Surfacing in Kuala Lumpur

It's dark when we arrive in the Malaysian capital, four hour's flight from Vientiane. But I can already tell I'm going to like the place.

There's something missing, you can feel it even as you get off the plane. It's that sense of decay, of chaos, of people and systems barely holding it together. Things seem to be co-ordinated, everyone moving with purpose, with more usefulness. The system has cause beyond today.

Here- and it's just a first impression- you get a sense of building toward something, of progress and development being made. Sure, there was construction going on in Laos- tons of it- but here there's a flair to the building, a consistency to the design, standards that are set and met.

And this is looking at things through a rapid transit train in the dark, bulleting towards the city centre.

But the impression continues on our first full day here.
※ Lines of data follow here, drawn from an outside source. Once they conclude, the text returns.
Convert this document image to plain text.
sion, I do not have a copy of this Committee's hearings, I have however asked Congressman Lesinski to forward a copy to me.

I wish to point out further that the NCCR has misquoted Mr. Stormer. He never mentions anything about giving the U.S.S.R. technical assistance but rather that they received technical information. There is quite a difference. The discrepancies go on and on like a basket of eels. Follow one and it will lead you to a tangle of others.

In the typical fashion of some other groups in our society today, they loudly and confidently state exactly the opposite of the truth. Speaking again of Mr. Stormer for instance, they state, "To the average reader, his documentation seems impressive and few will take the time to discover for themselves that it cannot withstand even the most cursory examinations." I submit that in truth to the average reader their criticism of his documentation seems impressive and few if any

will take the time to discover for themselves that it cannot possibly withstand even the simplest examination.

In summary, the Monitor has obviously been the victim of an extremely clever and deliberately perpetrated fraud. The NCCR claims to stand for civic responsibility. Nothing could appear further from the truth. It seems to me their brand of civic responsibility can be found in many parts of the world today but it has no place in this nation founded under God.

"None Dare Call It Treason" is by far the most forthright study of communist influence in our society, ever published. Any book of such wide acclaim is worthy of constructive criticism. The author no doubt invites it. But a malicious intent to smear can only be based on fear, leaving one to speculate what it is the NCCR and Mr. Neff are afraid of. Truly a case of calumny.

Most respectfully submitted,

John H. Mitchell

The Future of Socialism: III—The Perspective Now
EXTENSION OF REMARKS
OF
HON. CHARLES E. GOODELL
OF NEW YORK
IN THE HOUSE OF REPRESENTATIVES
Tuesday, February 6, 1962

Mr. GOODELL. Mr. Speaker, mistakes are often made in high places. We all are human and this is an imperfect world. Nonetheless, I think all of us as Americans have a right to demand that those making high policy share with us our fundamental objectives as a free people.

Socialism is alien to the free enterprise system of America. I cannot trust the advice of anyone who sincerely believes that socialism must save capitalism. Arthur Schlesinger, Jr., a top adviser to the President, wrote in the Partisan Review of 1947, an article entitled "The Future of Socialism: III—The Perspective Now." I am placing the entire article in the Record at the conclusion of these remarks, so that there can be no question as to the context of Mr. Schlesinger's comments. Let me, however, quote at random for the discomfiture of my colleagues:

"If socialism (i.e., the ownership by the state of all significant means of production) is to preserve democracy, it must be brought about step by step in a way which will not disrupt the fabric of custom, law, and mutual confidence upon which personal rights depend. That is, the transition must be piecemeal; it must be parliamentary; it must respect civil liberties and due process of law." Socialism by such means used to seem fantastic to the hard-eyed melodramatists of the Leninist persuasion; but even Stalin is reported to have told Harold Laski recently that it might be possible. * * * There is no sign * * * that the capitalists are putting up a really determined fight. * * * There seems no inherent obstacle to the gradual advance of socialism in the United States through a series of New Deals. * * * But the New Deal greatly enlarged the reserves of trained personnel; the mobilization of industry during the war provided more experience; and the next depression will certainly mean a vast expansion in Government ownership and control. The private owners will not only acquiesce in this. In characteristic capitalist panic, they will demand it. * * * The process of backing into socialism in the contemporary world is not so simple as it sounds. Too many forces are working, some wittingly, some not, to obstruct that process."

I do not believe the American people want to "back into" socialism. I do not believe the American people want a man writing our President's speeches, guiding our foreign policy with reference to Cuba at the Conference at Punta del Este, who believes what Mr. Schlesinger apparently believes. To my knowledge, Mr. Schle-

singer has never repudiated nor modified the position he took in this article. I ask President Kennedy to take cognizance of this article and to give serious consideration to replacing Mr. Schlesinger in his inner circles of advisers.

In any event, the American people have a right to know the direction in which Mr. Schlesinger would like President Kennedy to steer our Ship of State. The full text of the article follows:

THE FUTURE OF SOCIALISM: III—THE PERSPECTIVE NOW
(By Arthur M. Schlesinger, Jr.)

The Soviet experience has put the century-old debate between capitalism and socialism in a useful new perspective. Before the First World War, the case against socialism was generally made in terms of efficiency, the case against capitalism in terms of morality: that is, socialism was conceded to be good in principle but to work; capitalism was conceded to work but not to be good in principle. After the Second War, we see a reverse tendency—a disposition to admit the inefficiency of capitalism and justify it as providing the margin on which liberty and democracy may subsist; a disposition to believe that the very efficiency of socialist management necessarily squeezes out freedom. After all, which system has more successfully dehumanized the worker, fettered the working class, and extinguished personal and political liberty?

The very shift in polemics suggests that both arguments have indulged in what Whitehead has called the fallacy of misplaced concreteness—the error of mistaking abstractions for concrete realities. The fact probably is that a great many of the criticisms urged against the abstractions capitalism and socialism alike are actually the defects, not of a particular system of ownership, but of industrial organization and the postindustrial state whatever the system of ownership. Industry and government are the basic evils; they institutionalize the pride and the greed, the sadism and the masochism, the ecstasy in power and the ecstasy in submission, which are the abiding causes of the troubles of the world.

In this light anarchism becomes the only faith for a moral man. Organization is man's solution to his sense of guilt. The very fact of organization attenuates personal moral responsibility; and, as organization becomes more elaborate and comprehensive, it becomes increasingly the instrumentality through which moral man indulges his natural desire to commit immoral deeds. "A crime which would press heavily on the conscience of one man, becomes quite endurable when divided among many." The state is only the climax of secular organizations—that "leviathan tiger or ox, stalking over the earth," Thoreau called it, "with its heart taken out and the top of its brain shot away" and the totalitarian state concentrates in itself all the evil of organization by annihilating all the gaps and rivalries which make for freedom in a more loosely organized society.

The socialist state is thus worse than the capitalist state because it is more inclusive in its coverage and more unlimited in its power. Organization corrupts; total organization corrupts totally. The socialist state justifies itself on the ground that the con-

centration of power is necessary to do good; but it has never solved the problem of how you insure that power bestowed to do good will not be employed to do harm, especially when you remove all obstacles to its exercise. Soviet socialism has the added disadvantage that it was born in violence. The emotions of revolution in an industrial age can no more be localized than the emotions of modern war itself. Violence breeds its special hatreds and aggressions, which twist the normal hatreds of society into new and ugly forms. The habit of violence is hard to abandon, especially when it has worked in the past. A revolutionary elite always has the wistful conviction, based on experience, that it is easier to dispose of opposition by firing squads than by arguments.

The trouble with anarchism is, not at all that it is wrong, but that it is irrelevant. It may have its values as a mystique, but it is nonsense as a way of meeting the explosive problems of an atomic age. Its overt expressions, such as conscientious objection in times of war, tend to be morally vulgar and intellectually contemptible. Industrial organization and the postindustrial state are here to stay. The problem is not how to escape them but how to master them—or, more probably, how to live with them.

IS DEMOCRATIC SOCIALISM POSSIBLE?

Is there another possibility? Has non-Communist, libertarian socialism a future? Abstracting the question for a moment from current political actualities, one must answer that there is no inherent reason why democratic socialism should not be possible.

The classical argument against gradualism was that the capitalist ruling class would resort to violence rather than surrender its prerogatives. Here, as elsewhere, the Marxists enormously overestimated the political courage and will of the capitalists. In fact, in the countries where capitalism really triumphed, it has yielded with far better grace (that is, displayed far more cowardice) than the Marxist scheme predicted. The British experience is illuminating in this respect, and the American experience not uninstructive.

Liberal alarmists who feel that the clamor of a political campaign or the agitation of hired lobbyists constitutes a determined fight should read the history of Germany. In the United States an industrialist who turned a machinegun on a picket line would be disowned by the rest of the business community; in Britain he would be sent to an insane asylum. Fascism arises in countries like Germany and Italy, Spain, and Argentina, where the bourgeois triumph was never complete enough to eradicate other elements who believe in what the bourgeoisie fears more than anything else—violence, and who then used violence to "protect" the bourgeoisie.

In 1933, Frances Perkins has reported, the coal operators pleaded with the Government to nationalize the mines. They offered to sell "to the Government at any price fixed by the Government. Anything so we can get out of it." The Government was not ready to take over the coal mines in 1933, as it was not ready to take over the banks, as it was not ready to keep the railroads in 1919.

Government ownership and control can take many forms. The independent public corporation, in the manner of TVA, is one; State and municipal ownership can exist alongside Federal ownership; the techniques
I had imagined KL to be much like Bangkok.... noisy, crowded, chaotic, traffic infested, filthy. Instead, I found a city a lot more like Vancouver than any Asian city so far. Admittedly, we saw just a small sample... a few square miles of downtown. But the skyscrapers have a modern flair- and overall there's a sense of coherent design mandated by City Hall (a blue-green-color coordination to all the buildings). There are forests, and just random plots of palms and banana trees- little breaths of fresh air in the ozone.
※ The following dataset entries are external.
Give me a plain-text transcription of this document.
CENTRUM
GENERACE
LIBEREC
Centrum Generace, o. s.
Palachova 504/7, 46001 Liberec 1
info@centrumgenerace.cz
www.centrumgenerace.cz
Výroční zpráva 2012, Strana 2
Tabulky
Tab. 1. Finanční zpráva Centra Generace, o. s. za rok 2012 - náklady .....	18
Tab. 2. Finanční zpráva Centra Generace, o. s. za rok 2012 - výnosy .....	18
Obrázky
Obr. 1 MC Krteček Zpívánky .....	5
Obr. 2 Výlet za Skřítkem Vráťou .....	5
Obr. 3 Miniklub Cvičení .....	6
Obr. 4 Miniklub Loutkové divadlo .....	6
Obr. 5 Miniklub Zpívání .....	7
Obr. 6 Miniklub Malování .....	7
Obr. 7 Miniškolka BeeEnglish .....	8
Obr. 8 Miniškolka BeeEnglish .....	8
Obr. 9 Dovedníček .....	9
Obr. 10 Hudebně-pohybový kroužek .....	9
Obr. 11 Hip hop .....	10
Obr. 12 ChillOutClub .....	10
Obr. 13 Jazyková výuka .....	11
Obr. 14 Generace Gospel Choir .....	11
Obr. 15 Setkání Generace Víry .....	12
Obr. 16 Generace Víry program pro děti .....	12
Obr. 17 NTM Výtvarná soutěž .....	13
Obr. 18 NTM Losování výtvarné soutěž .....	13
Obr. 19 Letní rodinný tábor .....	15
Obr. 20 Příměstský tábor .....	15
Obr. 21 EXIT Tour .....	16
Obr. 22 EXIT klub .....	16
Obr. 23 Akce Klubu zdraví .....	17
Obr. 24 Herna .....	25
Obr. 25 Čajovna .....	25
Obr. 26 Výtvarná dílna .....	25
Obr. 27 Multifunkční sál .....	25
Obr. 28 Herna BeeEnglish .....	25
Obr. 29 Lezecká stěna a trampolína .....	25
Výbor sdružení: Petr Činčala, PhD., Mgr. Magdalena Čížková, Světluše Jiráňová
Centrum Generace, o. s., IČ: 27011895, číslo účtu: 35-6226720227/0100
And even the traffic is quieter. The tuk-tuks, the ubiquitous, poisonous, noisy mini-cabs of Bangkok or Vientiane, are gone. Sure, there's lots of traffic, but it purrs, not screeches.

And god damn! People stick to the lanes here! There are actual pedestrian crossing lights and vehicles actually stop when you're crossing. What a concept. Sidewalks with unbroken surfaces for whole stretches of city blocks. Paradise! Street signs and direction arrows. Accessible curbs and grass trim on the roadsides. Public toilets. Park areas. A skyline that entices and attracts.

And flair. The light standards have been transformed to resemble hibiscus flower heads. Colourful canvases shelter open markets. Fountains come out of nowhere and dance to their own music.

It's been two months of seeing life with a much harsher tone. The beggars, the peasants, the street vendors, the hawkers, the hustlers, the hookers, the desperate and their predators. Cities that stink, that choke you with CO gas, where you tread carefully for fear of tetanus or worse. I'm sure it has its rough parts, but being downtown in KL feels like we're surfacing for the first time since November in a more human, friendly city.

And for the first time in two months, I pay sales tax on something I bought. It's strange... I'd gotten used to the list price being the cost.

And then I realize- the two are likely related. You get what you pay for, and maybe the cost of not having desperate street sellers, having buried sewer lines, having an effective building code and enforcement is a few cents on every dollar devoted to that. People love to bitch about taxes, but life without is a damn sight more unpleasant.